/HanziLab

Bidirectional Chinese language conversion tool.

Primary LanguagePython

Hanzi Lab

Bidirectional Chinese language conversion tool that

  1. translates phonetic spellings (romanizations) of various Chinese languages (Mandarin, Cantonese, Middle Chinese, etc.) into corresponding Chinese characters (Phonetics2Hanzi).
  2. transliterates Chinese articles to its segmented, easily readable phonetic representations in adherence to romanization orthographies (Hanzi2Phonetics).

Features

  1. Users can easily create their own romanization schemes to accomplish the tasks of language conversion.
  2. Hanzi2Phonetics allows user to override the pronunciation of a Chinese character based on the property of its neighbors and its part of speech in sentences.
  3. Phonetic2Hanzi can be configured to optimize the conversion of phonetics into Chinese characters in different scenarios where proper orthographies are followed or the ways syllables are written together or separated are more arbitrary.
  4. Phonetic2Hanzi does its best to synthesize words that do not exist in its dictionary and treats them just like normal words in a sentence.

Phonetic Representations to Chinese Characters

Note:

The algorithm is based on Hidden Markov Model (HMM) and Viterbi Algorithm.

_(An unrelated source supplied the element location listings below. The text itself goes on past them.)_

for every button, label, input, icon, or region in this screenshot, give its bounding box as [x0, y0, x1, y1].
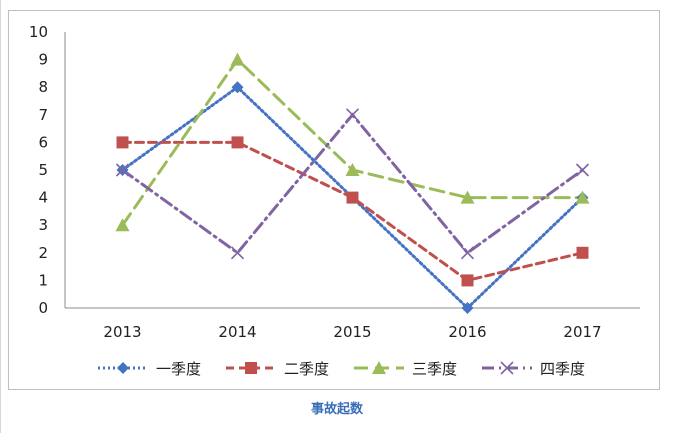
- data-point: [575, 190, 590, 204]
- legend-marker: [245, 362, 257, 374]
- legend-label: 四季度: [540, 360, 585, 378]
- y-tick-label: 8: [38, 78, 48, 96]
- x-axis-ticks: 2013 2014 2015 2016 2017: [103, 323, 601, 341]
- page-left-border: [0, 0, 1, 433]
- chart-axes: [64, 32, 640, 309]
- chart-caption: 事故起数: [310, 402, 363, 417]
- legend-item: 三季度: [354, 360, 457, 378]
- x-tick-label: 2013: [103, 323, 141, 341]
- data-point: [230, 52, 245, 66]
- y-tick-label: 6: [38, 133, 48, 151]
- y-tick-label: 0: [38, 299, 48, 317]
- data-point: [115, 218, 130, 232]
- y-tick-label: 1: [38, 271, 48, 289]
- x-tick-label: 2015: [333, 323, 371, 341]
- data-point: [460, 246, 475, 260]
- y-tick-label: 3: [38, 216, 48, 234]
- data-point: [461, 274, 474, 287]
- y-tick-label: 9: [38, 51, 48, 69]
- data-point: [460, 190, 475, 204]
- legend-marker: [117, 362, 129, 374]
- y-tick-label: 5: [38, 161, 48, 179]
- series-line-4: [121, 112, 584, 255]
- data-point: [115, 163, 130, 177]
- data-point: [231, 136, 244, 149]
- chart-frame: [8, 10, 660, 390]
- data-point: [346, 191, 359, 204]
- data-point: [345, 163, 360, 176]
- line-chart: 0 1 2 3 4 5 6 7 8 9 10 2013 2014 2015 2016 2017 一季度 二季度…: [29, 23, 640, 378]
- y-tick-label: 4: [38, 189, 48, 207]
- x-tick-label: 2014: [218, 323, 256, 341]
- legend-item: 一季度: [98, 360, 201, 378]
- series-lines: [121, 57, 584, 311]
- data-point: [231, 81, 244, 94]
- legend-label: 一季度: [156, 360, 201, 378]
- y-tick-label: 7: [38, 106, 48, 124]
- series-markers: [115, 52, 590, 314]
- data-point: [230, 246, 245, 260]
- x-tick-label: 2017: [563, 323, 601, 341]
- legend-marker: [500, 361, 514, 375]
- chart-legend: 一季度 二季度 三季度 四季度: [98, 360, 585, 378]
- legend-label: 三季度: [412, 360, 457, 378]
- y-axis-ticks: 0 1 2 3 4 5 6 7 8 9 10: [29, 23, 48, 317]
- data-point: [576, 246, 589, 259]
- x-tick-label: 2016: [448, 323, 486, 341]
- legend-item: 二季度: [226, 360, 329, 378]
- y-tick-label: 10: [29, 23, 48, 41]
- data-point: [345, 108, 360, 122]
- legend-label: 二季度: [284, 360, 329, 378]
- legend-marker: [372, 361, 386, 374]
- legend-item: 四季度: [482, 360, 585, 378]
- data-point: [461, 302, 474, 314]
- data-point: [575, 163, 590, 177]
- y-tick-label: 2: [38, 244, 48, 262]
- data-point: [116, 136, 129, 149]
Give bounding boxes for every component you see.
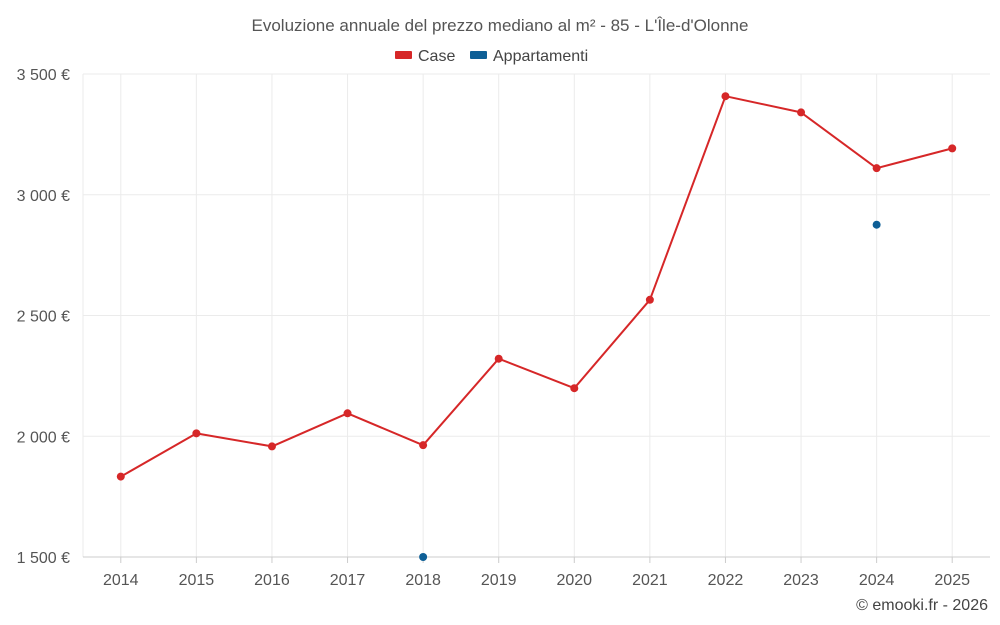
y-tick-label: 1 500 € [17,550,70,567]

If accurate mode is on, a second-order Hidden Markov Model (HMM) is used. Otherwise, a first-order Hidden Markov Model is used. Accurate mode is much slower and requires that there aren't too many candidate characters one pronunciations. You can use util.simplify_hmm_roman2hanzi() to reduce the number of candidates to a threshold (e.g. 16). You should pass in the same accurate_mode value for load_parameters() and to_hanzi(). Otherwise, the program may consume more memory or time without any improvement in accuracy.

Initialization:

from Phonetics2Hanzi import load_parameters, to_hanzi
params = load_parameters('cmn-pinyin', accurate_mode=True, optimize_for_tok=True) #Mandarin
params2 = load_parameters('can-jyutping', accurate_mode=True, optimize_for_tok=False) #Cantonese

Conversion:

Mandarin Pinyin to Chinese characters:

>>> to_hanzi(params, 'Qǐng jì gěi wǒ yī zhāng shōudào cǐ kuǎn de shōujù. Xièxie!', accurate_mode=True, simplified_chinese=True, detail=False, path_num=1)
['请寄给我一张收到此款的收据。谢谢!']

Cantonese Jyutping to Chinese characters:

>>> to_hanzi(params2, 'nei5 zi1 m4 zi1 jau4-seoi2-ci4 hai2 bin1-dou6 aa3?', accurate_mode=True, simplified_chinese=False, detail=False, path_num=1)
['你知唔知游水池喺邊度啊?']

Chinese Characters to Phonetic Representations (Now Supports Mandarin Only):

from Hanzi2Phonetics import to_pinyin
>>> to_pinyin('水果、蔬菜是老百姓生活必需品,新春佳节日益临近,市场供应和价格情况怎样呢?')
'Shuǐguǒ, shūcài shì lǎobǎixìng shēnghuó bìxūpǐn, xīnchūn jiājié rìyì línjìn, shìchǎng gòngyìng hé jiàgé qíngkuàng zěnyàng ne?'
>>> to_pinyin('我们在野生动物园玩儿。')
'Wǒmen zài yěshēng dòngwùyuán wánr.'

Issues

The program consumes too much time and memory when loading a model for the first time. (It takes minutes to load a full 2nd-order HMM model, and you may run out of memory even with 32 GB memory). Loading a full, cached model would only take a few seconds, and would take no more than 8 GB memory. A simple model with transition between characters only (similar to input methods) would only take ~100 MB memory.

Future Plans

  1. Train models for Southern Min (Hokkien).
  2. Collect more data for Wu, Hakka, and Eastern Min.
  3. Refactor training codes so that users can train their own romanization schemes with a configuration file
  4. Refactor Hanzi2Phonetics so that users can provide their own tokenization and romanization functionalities with an interface.
  5. Allowing users to customize transliteration styles for the same dialect without training a new model (e.g. supporting Bopomofo, Wade-Giles, Gwoyeu Romatzyh, etc. for Mandarin).
  6. Finding more ways to optimize the database and reduce memory usage.

Acknowledgements

The conversion tool draws inspiration from Chinese input method engines and reused some codes from Pinyin2Hanzi and python-pinyin.